The expression \(2^{3} \cdot 5^{2} \cdot 7\) represents the number expressed as a product of prime factors. Here, the number is \(2\) raised to the power of \(3\), \(5\) to the power of \(2\), and \(7^{1}\).

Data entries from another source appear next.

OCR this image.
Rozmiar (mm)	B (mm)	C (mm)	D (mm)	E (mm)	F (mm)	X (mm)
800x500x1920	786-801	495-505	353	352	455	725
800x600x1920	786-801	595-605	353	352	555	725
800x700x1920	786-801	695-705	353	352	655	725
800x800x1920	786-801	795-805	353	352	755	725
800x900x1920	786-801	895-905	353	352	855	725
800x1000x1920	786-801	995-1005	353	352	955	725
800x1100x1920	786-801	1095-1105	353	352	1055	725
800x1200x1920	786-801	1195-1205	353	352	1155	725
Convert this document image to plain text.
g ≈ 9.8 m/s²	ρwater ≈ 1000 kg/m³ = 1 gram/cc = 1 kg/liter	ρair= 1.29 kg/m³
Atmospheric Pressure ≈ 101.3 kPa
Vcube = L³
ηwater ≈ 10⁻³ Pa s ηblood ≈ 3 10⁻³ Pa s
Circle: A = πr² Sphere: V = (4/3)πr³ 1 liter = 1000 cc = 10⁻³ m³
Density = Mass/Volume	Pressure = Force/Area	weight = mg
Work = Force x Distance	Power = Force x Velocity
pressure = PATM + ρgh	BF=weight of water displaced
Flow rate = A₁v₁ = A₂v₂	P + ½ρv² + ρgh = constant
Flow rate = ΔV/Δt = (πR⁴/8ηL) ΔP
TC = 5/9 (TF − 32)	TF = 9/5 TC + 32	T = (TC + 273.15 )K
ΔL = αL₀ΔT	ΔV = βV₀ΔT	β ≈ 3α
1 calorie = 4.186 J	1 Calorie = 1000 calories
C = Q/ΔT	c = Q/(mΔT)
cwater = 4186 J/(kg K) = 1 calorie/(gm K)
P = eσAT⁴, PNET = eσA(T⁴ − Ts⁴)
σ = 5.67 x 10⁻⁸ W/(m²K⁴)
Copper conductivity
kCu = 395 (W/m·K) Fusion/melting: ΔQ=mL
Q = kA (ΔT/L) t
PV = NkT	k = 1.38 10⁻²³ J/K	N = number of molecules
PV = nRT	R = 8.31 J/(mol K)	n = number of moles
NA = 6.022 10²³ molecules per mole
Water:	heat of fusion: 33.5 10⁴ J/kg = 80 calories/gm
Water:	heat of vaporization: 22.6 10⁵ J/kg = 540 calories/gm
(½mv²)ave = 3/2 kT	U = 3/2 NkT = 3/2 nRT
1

To find all divisors, we must consider all combinations of the powers of prime factors. This means considering each prime raised to its power from \(0\) up to its maximum in the factorization. For example:- For \(2\), we consider powers \(0\), \(1\), \(2\), \(3\).- For \(5\), we consider powers \(0\), \(1\), \(2\).- For \(7\), we consider powers \(0\), \(1\).

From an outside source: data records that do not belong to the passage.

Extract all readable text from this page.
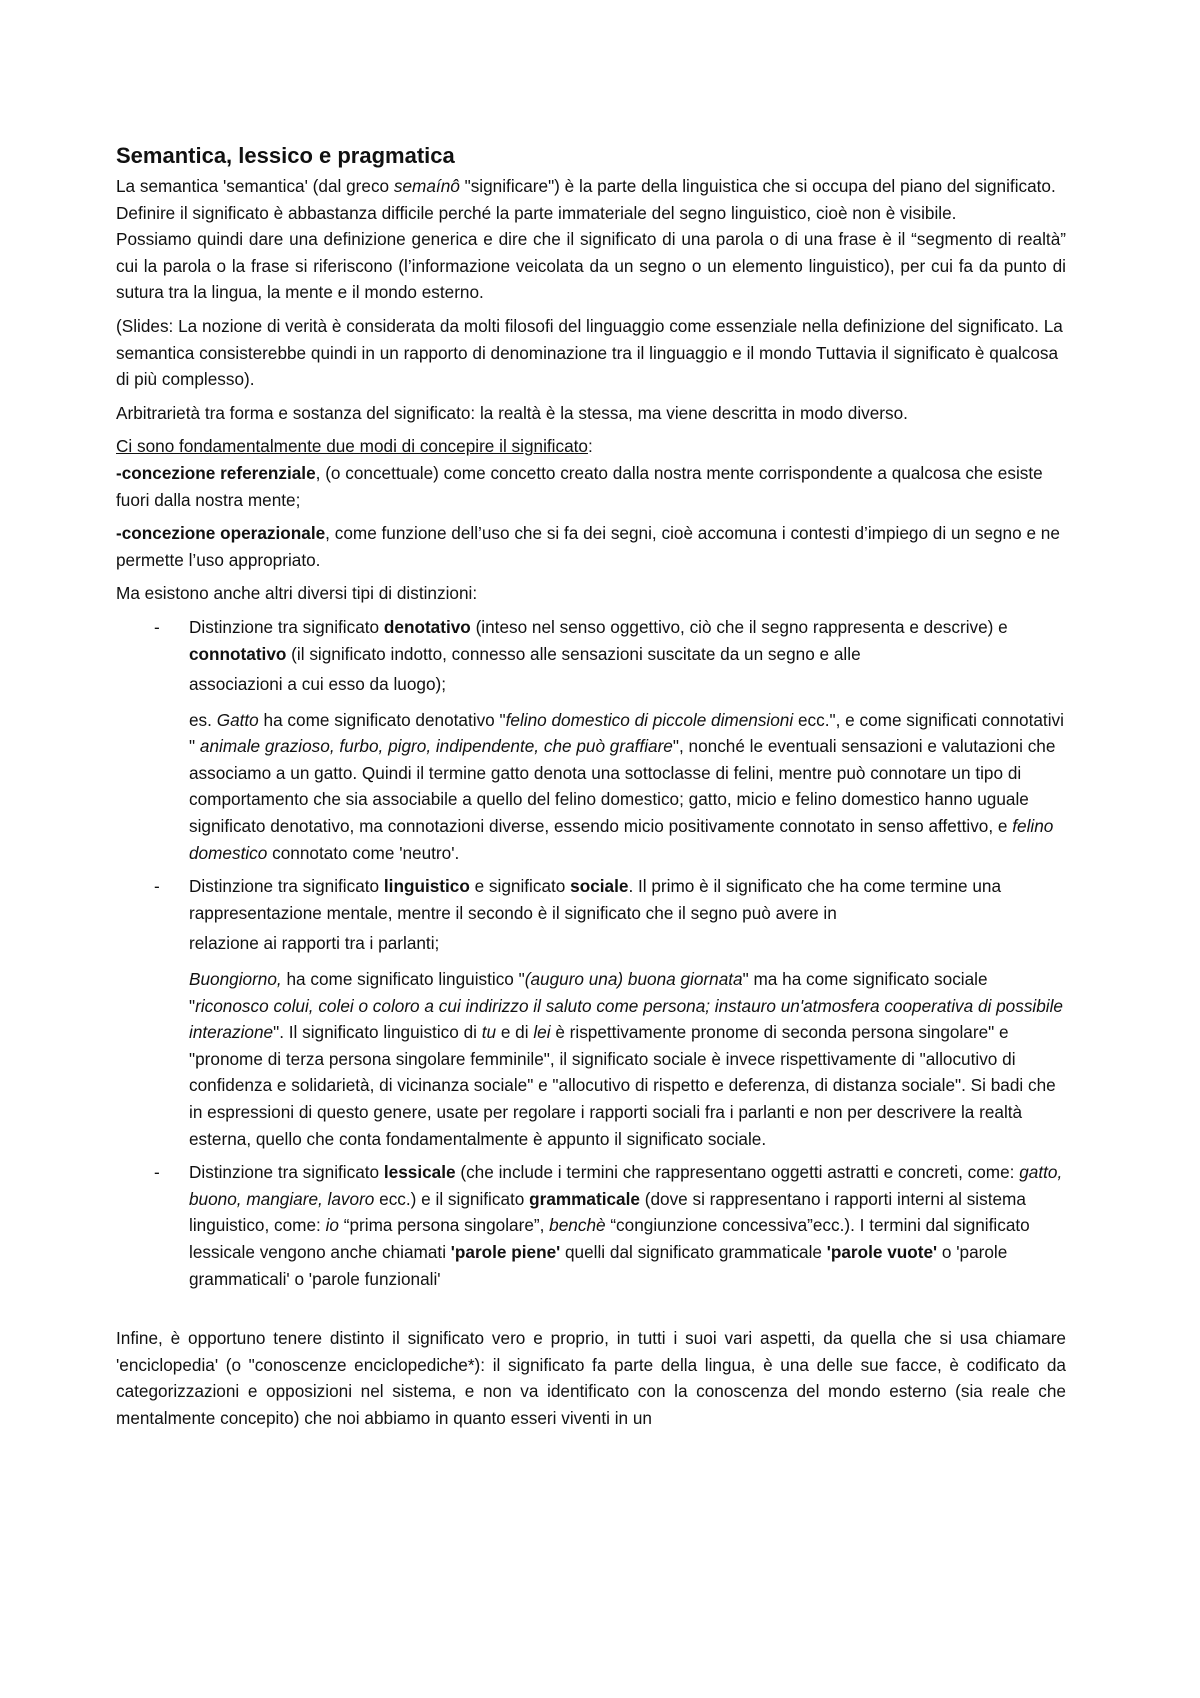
Semantica, lessico e pragmatica

La semantica 'semantica' (dal greco semaínô "significare") è la parte della linguistica che si occupa del piano del significato.

Definire il significato è abbastanza difficile perché la parte immateriale del segno linguistico, cioè non è visibile.

Possiamo quindi dare una definizione generica e dire che il significato di una parola o di una frase è il “segmento di realtà” cui la parola o la frase si riferiscono (l’informazione veicolata da un segno o un elemento linguistico), per cui fa da punto di sutura tra la lingua, la mente e il mondo esterno.

(Slides: La nozione di verità è considerata da molti filosofi del linguaggio come essenziale nella definizione del significato. La semantica consisterebbe quindi in un rapporto di denominazione tra il linguaggio e il mondo Tuttavia il significato è qualcosa di più complesso).

Arbitrarietà tra forma e sostanza del significato: la realtà è la stessa, ma viene descritta in modo diverso.

Ci sono fondamentalmente due modi di concepire il significato:

-concezione referenziale, (o concettuale) come concetto creato dalla nostra mente corrispondente a qualcosa che esiste fuori dalla nostra mente;

-concezione operazionale, come funzione dell’uso che si fa dei segni, cioè accomuna i contesti d’impiego di un segno e ne permette l’uso appropriato.

Ma esistono anche altri diversi tipi di distinzioni:

- Distinzione tra significato denotativo (inteso nel senso oggettivo, ciò che il segno rappresenta e descrive) e connotativo (il significato indotto, connesso alle sensazioni suscitate da un segno e alle
associazioni a cui esso da luogo);

es. Gatto ha come significato denotativo "felino domestico di piccole dimensioni ecc.", e come significati connotativi " animale grazioso, furbo, pigro, indipendente, che può graffiare", nonché le eventuali sensazioni e valutazioni che associamo a un gatto. Quindi il termine gatto denota una sottoclasse di felini, mentre può connotare un tipo di comportamento che sia associabile a quello del felino domestico; gatto, micio e felino domestico hanno uguale significato denotativo, ma connotazioni diverse, essendo micio positivamente connotato in senso affettivo, e felino domestico connotato come 'neutro'.

- Distinzione tra significato linguistico e significato sociale. Il primo è il significato che ha come termine una rappresentazione mentale, mentre il secondo è il significato che il segno può avere in
relazione ai rapporti tra i parlanti;

Buongiorno, ha come significato linguistico "(auguro una) buona giornata" ma ha come significato sociale "riconosco colui, colei o coloro a cui indirizzo il saluto come persona; instauro un'atmosfera cooperativa di possibile interazione". Il significato linguistico di tu e di lei è rispettivamente pronome di seconda persona singolare" e "pronome di terza persona singolare femminile", il significato sociale è invece rispettivamente di "allocutivo di confidenza e solidarietà, di vicinanza sociale" e "allocutivo di rispetto e deferenza, di distanza sociale". Si badi che in espressioni di questo genere, usate per regolare i rapporti sociali fra i parlanti e non per descrivere la realtà esterna, quello che conta fondamentalmente è appunto il significato sociale.

- Distinzione tra significato lessicale (che include i termini che rappresentano oggetti astratti e concreti, come: gatto, buono, mangiare, lavoro ecc.) e il significato grammaticale (dove si rappresentano i rapporti interni al sistema linguistico, come: io “prima persona singolare”, benchè “congiunzione concessiva”ecc.). I termini dal significato lessicale vengono anche chiamati 'parole piene' quelli dal significato grammaticale 'parole vuote' o 'parole grammaticali' o 'parole funzionali'

Infine, è opportuno tenere distinto il significato vero e proprio, in tutti i suoi vari aspetti, da quella che si usa chiamare 'enciclopedia' (o "conoscenze enciclopediche*): il significato fa parte della lingua, è una delle sue facce, è codificato da categorizzazioni e opposizioni nel sistema, e non va identificato con la conoscenza del mondo esterno (sia reale che mentalmente concepito) che noi abbiamo in quanto esseri viventi in un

We calculate the product of these powers to form divisors. The general form of a divisor based on the combination \(2^{a} \cdot 5^{b} \cdot 7^{c}\) where \(0 \leq a \leq 3\), \(0 \leq b \leq 2\), and \(0 \leq c \leq 1\).The divisors are:- \(2^{0} \cdot 5^{0} \cdot 7^{0} = 1\)- \(2^{0} \cdot 5^{0} \cdot 7^{1} = 7\)- \(2^{0} \cdot 5^{1} \cdot 7^{0} = 5\)- \(2^{0} \cdot 5^{1} \cdot 7^{1} = 35\)- \(2^{0} \cdot 5^{2} \cdot 7^{0} = 25\)- \(2^{0} \cdot 5^{2} \cdot 7^{1} = 175\)- \(2^{1} \cdot 5^{0} \cdot 7^{0} = 2\)- \(2^{1} \cdot 5^{0} \cdot 7^{1} = 14\)- \(2^{1} \cdot 5^{1} \cdot 7^{0} = 10\)- \(2^{1} \cdot 5^{1} \cdot 7^{1} = 70\)- \(2^{1} \cdot 5^{2} \cdot 7^{0} = 50\)- \(2^{1} \cdot 5^{2} \cdot 7^{1} = 350\)- \(2^{2} \cdot 5^{0} \cdot 7^{0} = 4\)- \(2^{2} \cdot 5^{0} \cdot 7^{1} = 28\)- \(2^{2} \cdot 5^{1} \cdot 7^{0} = 20\)- \(2^{2} \cdot 5^{1} \cdot 7^{1} = 140\)- \(2^{2} \cdot 5^{2} \cdot 7^{0} = 100\)- \(2^{2} \cdot 5^{2} \cdot 7^{1} = 700\)- \(2^{3} \cdot 5^{0} \cdot 7^{0} = 8\)- \(2^{3} \cdot 5^{0} \cdot 7^{1} = 56\)- \(2^{3} \cdot 5^{1} \cdot 7^{0} = 40\)- \(2^{3} \cdot 5^{1} \cdot 7^{1} = 280\)- \(2^{3} \cdot 5^{2} \cdot 7^{0} = 200\)- \(2^{3} \cdot 5^{2} \cdot 7^{1} = 1400\).

List the complete set of divisors in increasing order: 1, 2, 4, 5, 7, 8, 10, 14, 20, 25, 28, 35, 40, 50, 56, 70, 100, 140, 175, 200, 280, 350, 700, 1400.